A policy fragement throttling-events is used to raise Application Insights custom metrics for throttling events.
<fragment>
<choose>
<when condition="@(context.Response.StatusCode == 429)">
<emit-metric name="AI Throttling" value="1" namespace="throttling-events">
<dimension name="API ID" />
<dimension name="Operation ID" />
<!-- <dimension name="Subscription ID" /> -->
<dimension name="Location" />
<dimension name="Product Name" value="@(context.Product?.Name?.ToString() ?? "Portal-Admin")" />
<dimension name="Deployment Name" value="@((string)context.Variables["target-deployment"])" />
<dimension name="Service Name" value="@((string)context.Variables["service-name"] ?? "NA")" />
</emit-metric>
</when>
</choose>
</fragment>
By referencing this policy in on-error
section of an API, it will capture and raise 429
too many requests status code as a custom metric in Application Insights.
<on-error>
<base />
<!-- This is used to push custom metrics related to 429 throttleing errors -->
<!-- It is designed to premit setting up Azure Monitor Alerts notifying the team of potential service degredation -->
<set-variable name="service-name" value="Azure Open AI" />
<set-variable name="target-deployment" value="@((string)context.Request.MatchedParameters["deployment-id"])" />
<include-fragment fragment-id="throttling-events" />
</on-error>
It is designed in a way that the fragment is expecting 2 variables to be set by the referencing API to allow it to be used across multiple APIs that has the potentially of being throttled.
Once the policy is in place, you can view the custom metric in Application Insights under Metrics with throttling-events
namespace and AI Throttling
metric name.
You can also split the metric by the different dimensions to get a better understanding of the throttling events (in the chart below I'm splitting by Product Name
).
Having a nice dashboard is helpful, but it is even more helpful to have alerts that can notify you when certain throttling thresholds are met.

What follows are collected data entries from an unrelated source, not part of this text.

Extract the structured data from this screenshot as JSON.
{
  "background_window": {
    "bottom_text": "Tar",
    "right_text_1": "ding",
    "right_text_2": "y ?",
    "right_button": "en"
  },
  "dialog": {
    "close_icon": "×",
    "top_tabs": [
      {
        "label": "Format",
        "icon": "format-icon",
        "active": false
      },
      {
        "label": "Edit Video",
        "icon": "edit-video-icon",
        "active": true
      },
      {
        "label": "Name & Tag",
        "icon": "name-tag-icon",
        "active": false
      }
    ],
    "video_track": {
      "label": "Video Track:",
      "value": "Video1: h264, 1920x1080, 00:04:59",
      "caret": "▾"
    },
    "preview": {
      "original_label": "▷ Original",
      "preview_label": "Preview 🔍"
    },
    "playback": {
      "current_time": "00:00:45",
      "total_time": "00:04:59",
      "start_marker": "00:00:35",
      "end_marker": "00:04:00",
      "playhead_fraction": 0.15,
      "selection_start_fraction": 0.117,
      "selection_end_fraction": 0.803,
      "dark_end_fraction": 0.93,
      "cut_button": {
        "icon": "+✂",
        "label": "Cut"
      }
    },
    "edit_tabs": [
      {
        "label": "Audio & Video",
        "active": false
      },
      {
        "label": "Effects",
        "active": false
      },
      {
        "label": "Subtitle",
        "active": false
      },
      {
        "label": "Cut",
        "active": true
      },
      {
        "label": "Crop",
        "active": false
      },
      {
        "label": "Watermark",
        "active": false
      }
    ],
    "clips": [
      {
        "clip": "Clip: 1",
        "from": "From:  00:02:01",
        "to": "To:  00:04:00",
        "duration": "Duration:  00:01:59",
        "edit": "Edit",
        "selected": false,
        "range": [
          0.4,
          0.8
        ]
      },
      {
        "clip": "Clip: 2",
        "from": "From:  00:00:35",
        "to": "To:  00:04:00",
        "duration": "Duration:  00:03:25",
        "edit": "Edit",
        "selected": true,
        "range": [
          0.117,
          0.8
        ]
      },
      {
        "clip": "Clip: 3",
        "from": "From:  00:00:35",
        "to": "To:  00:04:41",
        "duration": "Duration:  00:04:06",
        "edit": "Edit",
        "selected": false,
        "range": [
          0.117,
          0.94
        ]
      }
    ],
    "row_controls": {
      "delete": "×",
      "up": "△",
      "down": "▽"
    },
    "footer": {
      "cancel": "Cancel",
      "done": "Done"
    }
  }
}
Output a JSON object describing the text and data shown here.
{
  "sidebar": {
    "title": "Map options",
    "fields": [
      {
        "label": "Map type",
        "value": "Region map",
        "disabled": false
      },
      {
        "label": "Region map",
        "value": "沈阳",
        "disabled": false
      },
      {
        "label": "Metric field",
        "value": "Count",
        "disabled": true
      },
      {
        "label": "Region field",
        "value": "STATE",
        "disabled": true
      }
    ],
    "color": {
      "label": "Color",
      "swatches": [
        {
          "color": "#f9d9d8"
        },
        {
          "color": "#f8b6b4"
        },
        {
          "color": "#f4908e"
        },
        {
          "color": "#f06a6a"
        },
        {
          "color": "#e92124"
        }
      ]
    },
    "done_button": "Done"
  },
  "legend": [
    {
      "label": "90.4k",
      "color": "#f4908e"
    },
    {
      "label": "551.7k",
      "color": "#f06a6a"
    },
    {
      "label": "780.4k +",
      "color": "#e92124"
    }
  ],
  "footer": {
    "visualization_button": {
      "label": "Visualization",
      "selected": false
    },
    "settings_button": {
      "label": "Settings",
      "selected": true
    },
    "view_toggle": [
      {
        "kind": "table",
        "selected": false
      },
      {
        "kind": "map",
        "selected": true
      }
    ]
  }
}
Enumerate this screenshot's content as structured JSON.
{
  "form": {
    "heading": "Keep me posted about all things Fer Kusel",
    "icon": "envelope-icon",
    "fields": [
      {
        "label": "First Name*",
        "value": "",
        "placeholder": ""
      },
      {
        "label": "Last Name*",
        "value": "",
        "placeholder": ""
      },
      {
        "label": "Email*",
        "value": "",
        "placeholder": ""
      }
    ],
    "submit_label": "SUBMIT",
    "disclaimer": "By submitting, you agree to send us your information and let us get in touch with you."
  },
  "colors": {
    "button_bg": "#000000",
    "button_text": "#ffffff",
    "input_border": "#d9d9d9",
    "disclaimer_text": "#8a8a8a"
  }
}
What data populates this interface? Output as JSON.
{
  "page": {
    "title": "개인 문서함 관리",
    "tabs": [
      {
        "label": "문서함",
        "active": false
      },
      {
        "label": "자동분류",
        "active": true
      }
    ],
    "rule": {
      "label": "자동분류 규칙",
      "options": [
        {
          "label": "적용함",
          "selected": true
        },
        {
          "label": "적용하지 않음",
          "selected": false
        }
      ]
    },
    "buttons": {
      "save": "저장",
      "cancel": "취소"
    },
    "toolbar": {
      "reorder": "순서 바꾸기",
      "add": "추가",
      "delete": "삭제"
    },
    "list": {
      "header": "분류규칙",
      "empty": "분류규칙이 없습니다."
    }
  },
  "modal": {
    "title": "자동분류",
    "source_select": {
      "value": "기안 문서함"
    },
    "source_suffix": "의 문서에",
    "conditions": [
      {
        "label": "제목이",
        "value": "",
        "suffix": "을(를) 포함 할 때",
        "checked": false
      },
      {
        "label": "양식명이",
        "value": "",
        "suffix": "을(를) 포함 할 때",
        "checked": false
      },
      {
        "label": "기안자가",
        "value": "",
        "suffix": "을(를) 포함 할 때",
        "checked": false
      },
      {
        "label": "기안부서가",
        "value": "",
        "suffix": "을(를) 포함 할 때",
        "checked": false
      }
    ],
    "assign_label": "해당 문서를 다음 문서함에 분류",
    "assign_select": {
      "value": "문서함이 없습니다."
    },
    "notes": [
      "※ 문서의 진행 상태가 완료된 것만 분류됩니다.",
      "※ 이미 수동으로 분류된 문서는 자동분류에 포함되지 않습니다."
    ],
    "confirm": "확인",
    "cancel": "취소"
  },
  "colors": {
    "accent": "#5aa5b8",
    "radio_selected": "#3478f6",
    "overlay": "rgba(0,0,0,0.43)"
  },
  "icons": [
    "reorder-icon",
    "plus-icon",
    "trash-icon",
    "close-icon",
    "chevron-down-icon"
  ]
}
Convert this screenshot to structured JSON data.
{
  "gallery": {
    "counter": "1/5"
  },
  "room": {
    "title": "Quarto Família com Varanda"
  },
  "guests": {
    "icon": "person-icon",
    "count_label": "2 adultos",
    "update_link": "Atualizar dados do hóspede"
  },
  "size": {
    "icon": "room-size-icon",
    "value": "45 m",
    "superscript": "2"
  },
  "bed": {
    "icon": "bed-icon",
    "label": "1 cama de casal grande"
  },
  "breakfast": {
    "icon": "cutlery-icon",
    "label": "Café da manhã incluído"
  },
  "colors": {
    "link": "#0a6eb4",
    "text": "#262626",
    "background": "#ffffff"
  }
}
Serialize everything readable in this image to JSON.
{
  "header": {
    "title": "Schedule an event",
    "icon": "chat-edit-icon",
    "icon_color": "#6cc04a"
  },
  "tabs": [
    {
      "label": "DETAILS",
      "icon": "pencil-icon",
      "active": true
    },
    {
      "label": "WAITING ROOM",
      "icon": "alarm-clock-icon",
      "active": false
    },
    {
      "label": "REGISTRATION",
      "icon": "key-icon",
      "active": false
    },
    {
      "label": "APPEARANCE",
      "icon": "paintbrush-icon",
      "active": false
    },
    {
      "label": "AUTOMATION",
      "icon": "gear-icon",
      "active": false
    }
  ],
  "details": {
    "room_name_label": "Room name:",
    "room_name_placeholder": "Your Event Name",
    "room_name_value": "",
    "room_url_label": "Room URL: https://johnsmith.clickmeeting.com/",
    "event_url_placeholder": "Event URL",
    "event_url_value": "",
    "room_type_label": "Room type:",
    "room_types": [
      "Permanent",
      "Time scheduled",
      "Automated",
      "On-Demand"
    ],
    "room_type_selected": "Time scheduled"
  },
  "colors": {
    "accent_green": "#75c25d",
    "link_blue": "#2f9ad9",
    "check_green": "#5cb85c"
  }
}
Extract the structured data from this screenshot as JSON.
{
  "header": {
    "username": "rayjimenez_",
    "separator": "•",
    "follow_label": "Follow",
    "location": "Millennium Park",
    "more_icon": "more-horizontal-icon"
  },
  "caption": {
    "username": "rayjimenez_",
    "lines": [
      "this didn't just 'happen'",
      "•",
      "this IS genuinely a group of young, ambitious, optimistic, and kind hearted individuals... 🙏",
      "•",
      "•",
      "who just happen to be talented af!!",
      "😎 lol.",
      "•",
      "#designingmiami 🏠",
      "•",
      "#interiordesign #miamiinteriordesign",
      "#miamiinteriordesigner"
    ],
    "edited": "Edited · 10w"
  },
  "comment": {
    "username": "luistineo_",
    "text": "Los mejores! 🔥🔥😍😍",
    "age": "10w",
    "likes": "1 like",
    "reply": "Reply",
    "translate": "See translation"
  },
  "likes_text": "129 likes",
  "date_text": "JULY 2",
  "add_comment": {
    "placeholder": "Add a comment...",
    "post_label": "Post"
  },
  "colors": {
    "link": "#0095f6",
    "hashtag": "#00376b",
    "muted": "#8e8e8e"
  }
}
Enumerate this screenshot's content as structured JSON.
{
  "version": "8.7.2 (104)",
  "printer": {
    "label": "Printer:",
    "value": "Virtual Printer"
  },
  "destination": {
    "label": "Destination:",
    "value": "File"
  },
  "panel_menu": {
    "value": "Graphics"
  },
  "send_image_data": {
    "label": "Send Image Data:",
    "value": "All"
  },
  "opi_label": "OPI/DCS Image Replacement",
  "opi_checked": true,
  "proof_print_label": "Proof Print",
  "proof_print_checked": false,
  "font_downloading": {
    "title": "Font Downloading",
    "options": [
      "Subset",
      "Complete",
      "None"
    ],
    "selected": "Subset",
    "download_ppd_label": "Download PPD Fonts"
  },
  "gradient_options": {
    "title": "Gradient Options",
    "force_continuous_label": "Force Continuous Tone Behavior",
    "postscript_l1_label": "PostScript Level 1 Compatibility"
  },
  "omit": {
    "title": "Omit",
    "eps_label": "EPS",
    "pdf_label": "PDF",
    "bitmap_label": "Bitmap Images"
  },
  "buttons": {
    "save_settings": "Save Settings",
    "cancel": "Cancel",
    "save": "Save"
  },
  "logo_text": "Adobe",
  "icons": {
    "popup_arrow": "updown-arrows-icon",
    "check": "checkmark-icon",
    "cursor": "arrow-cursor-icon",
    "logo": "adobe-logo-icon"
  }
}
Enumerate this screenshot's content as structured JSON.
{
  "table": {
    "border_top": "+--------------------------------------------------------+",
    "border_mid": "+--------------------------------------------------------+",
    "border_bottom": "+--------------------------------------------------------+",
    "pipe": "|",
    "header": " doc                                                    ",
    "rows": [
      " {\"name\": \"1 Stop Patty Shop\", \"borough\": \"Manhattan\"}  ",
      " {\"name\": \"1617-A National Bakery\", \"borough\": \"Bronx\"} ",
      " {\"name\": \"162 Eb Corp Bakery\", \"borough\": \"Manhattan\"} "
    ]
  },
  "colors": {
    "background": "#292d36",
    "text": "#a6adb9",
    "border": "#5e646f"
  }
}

You can create alerts in Azure Monitor based on the custom metric AI Throttling
and set the threshold that you want to be notified on.
You can create a generic alert that will notify you when the number of throttling events exceeds a certain threshold.
You can also create refined alert that will notify you when the number of throttling events exceeds a certain threshold for a specific product or AI deployment.
Throttling events can be a sign of potential service degradation and it is important to monitor and address them as soon as possible.
AI Hub Gateway provides a mechanism to monitor these events and take measures to address them.
Although using Alerts can be helpful, it is important to keep in mind the following points:
- Alerts should be used in significant events that require attention not a noisy notification that will be ignored over time.
- Add in place a mechanism to address the issue that caused the throttling event in the first place.
- Keep an eye on the alerts and adjust the thresholds as needed.